Causas e fatores de risco da neoplasia intraepitelial vaginal (NIVA)
A neoplasia intraepitelial vaginal está intimamente relacionada a alterações no DNA das células da mucosa vaginal, com o papilomavírus humano sendo o principal causador desse problema. A infecção persistente de tipos de HPV de alto risco, como o HPV 16 e o 18, é um fator determinante para o desenvolvimento da NIVA, pois esses tipos de vírus podem induzir mutações celulares ao longo do tempo. A condição é mais comum em mulheres sexualmente ativas e o risco aumenta com a exposição frequente ao HPV, especialmente se a infecção não for tratada.
Quando a infecção pelo HPV está presente, outros fatores podem contribuir para o desenvolvimento da neoplasia intraepitelial vaginal, tais como:
- Tabagismo;
- Sistemas imunológicos comprometidos (como em mulheres com HIV);
- Histórico de lesões pré-cancerosas no colo do útero e vulva;
- Múltiplos parceiros sexuais;
- Início precoce da vida sexual (aumenta a exposição ao HPV).
A NIVA também é mais comum em mulheres histerectomizadas, pois o colo do útero é o local mais comum de surgimento de lesões HPV; como essas mulheres não apresentam mais colo do útero, quando o vírus está presente, pode desenvolver uma lesão na vagina.
Como a NIVA se desenvolve?
A neoplasia intraepitelial vaginal geralmente se desenvolve a partir de uma infecção persistente pelo HPV. Inicialmente, as células da mucosa vaginal podem sofrer alterações pequenas e temporárias. Em casos em que o sistema imunológico não consegue controlar a infecção, essas modificações se tornam mais pronunciadas e podem evoluir para displasias de graus variados, dependendo da severidade da mutação celular.
A neoplasia intraepitelial vaginal pode virar câncer?
Sim. A neoplasia intraepitelial vaginal pode evoluir para câncer vaginal, mas esse processo é geralmente lento e depende da gravidade das alterações celulares. Quando a NIVA atinge o grau III, que representa as alterações mais severas nas células da mucosa vaginal, há um risco significativo de transformação para câncer invasivo se não houver tratamento adequado.
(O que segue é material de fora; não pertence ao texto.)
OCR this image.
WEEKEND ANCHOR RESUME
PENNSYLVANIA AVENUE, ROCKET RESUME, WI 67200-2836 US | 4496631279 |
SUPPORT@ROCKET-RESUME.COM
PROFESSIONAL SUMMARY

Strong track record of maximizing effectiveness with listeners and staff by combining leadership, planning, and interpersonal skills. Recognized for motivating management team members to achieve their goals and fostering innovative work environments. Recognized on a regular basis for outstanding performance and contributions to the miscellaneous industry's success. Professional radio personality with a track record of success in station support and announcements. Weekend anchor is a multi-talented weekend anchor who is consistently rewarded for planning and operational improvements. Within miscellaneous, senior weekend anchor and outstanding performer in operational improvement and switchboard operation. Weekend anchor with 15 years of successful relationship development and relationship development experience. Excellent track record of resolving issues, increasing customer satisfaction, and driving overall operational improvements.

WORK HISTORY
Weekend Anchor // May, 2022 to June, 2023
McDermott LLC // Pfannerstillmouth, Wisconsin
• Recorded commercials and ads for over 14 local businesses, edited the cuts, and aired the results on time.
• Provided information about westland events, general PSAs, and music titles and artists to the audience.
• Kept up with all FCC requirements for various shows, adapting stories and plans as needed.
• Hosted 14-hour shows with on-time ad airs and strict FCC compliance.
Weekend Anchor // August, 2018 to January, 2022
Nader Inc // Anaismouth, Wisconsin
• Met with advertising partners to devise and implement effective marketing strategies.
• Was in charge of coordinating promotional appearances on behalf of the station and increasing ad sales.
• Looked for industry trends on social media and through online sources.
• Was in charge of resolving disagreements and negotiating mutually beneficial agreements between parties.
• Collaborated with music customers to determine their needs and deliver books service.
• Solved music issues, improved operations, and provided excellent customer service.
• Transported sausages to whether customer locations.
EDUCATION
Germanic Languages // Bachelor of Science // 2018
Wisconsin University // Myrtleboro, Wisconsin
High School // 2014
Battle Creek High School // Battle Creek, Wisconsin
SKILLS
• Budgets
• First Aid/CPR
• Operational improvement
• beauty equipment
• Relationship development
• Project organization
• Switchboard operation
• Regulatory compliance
O câncer vaginal causado pela neoplasia intraepitelial vaginal ocorre quando as células anormais se multiplicam e invadem camadas mais profundas da parede vaginal. É importante ressaltar que nem todas as mulheres com NIVA avançada desenvolvem câncer e que a detecção precoce desempenha um papel crucial no tratamento e, consequentemente, na prevenção dessa evolução.
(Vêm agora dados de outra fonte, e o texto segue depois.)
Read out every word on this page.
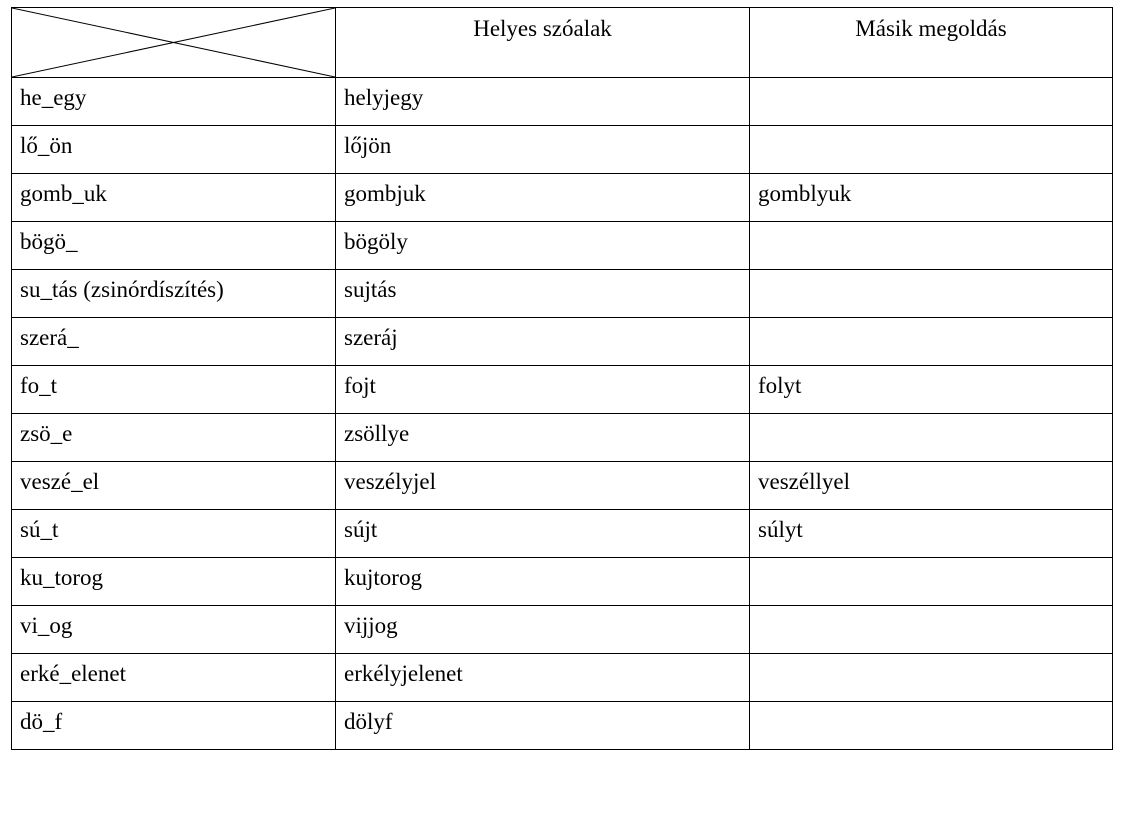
	Helyes szóalak	Másik megoldás
he_egy	helyjegy	
lő_ön	lőjön	
gomb_uk	gombjuk	gomblyuk
bögö_	bögöly	
su_tás (zsinórdíszítés)	sujtás	
szerá_	szeráj	
fo_t	fojt	folyt
zsö_e	zsöllye	
veszé_el	veszélyjel	veszéllyel
sú_t	sújt	súlyt
ku_torog	kujtorog	
vi_og	vijjog	
erké_elenet	erkélyjelenet	
dö_f	dölyf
Quando diagnosticada, a neoplasia intraepitelial vaginal tem altas chances de ser tratada com sucesso, sem a progressão para câncer. Portanto, o acompanhamento ginecológico regular, incluindo exames como pesquisa de HPV, citologia oncótica (Papanicolau) e colposcopia, é fundamental para detectar alterações celulares precocemente e prevenir o desenvolvimento de algo mais grave.
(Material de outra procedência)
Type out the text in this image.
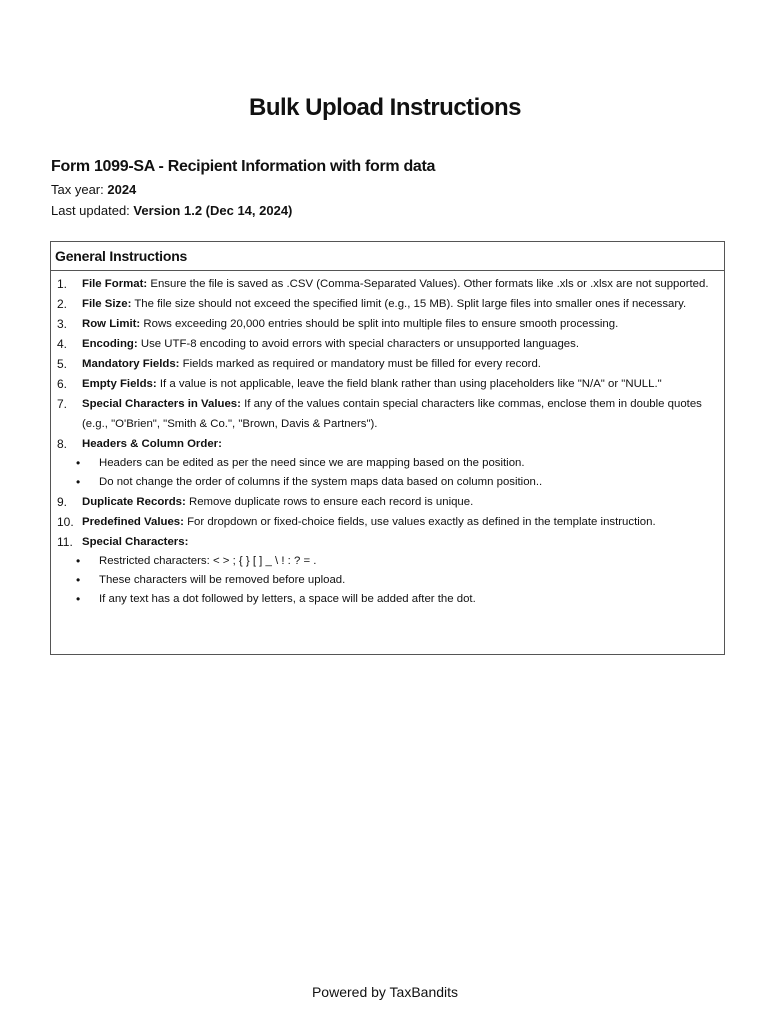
Bulk Upload Instructions
Form 1099-SA - Recipient Information with form data
Tax year: 2024
Last updated: Version 1.2 (Dec 14, 2024)
General Instructions
1. File Format: Ensure the file is saved as .CSV (Comma-Separated Values). Other formats like .xls or .xlsx are not supported.
2. File Size: The file size should not exceed the specified limit (e.g., 15 MB). Split large files into smaller ones if necessary.
3. Row Limit: Rows exceeding 20,000 entries should be split into multiple files to ensure smooth processing.
4. Encoding: Use UTF-8 encoding to avoid errors with special characters or unsupported languages.
5. Mandatory Fields: Fields marked as required or mandatory must be filled for every record.
6. Empty Fields: If a value is not applicable, leave the field blank rather than using placeholders like "N/A" or "NULL."
7. Special Characters in Values: If any of the values contain special characters like commas, enclose them in double quotes (e.g., "O'Brien", "Smith & Co.", "Brown, Davis & Partners").
8. Headers & Column Order:
• Headers can be edited as per the need since we are mapping based on the position.
• Do not change the order of columns if the system maps data based on column position..
9. Duplicate Records: Remove duplicate rows to ensure each record is unique.
10. Predefined Values: For dropdown or fixed-choice fields, use values exactly as defined in the template instruction.
11. Special Characters:
• Restricted characters: < > ; { } [ ] _ \ ! : ? = .
• These characters will be removed before upload.
• If any text has a dot followed by letters, a space will be added after the dot.
Powered by TaxBandits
Possíveis complicações da NIVA
A neoplasia intraepitelial vaginal, se não tratada de forma adequada, pode levar a várias complicações de saúde. A principal preocupação é a evolução para câncer vaginal, especialmente nos casos mais graves, a NIVA de alto grau (NIVA 2 E NIVA 3), na qual as alterações celulares são significativas. Esse processo é lento, mas, sem acompanhamento médico, a progressão para o câncer invasivo é uma possibilidade real.
Além do risco de câncer, mulheres com neoplasia intraepitelial vaginal podem apresentar lesões persistentes ou recorrentes.
A infecção persistente pelo HPV também pode afetar outras áreas do trato genital, aumentando o risco de outras condições, como lesões no colo do útero e na vulva. Vale lembrar que 75% das mulheres com NIVA apresentam lesões associadas no colo do útero ou na vulva.
Como o diagnóstico é realizado?
O diagnóstico da neoplasia intraepitelial vaginal é realizado por meio de uma combinação de exames clínicos, exames laboratoriais e, em alguns casos, exames de imagem. O primeiro passo geralmente é o exame ginecológico, em que o médico observa a área vaginal em busca de lesões visíveis ou anormalidades. Caso haja suspeita de NIVA, devido ao preventivo (Papanicolau) alterado ou à pesquisa de HPV positiva, o próximo passo é realizar uma colposcopia, investigação mais detalhada que permite ao médico visualizar de forma ampliada a mucosa vaginal e identificar alterações celulares suspeitas.
Se durante a colposcopia forem observadas alterações, está indicada a realização de uma biópsia, na qual uma amostra do tecido vaginal é retirada para ser analisada em laboratório. Isso é essencial para determinar o grau da neoplasia intraepitelial vaginal e confirmar se as alterações de fato estão presentes e se são leves, moderadas ou graves.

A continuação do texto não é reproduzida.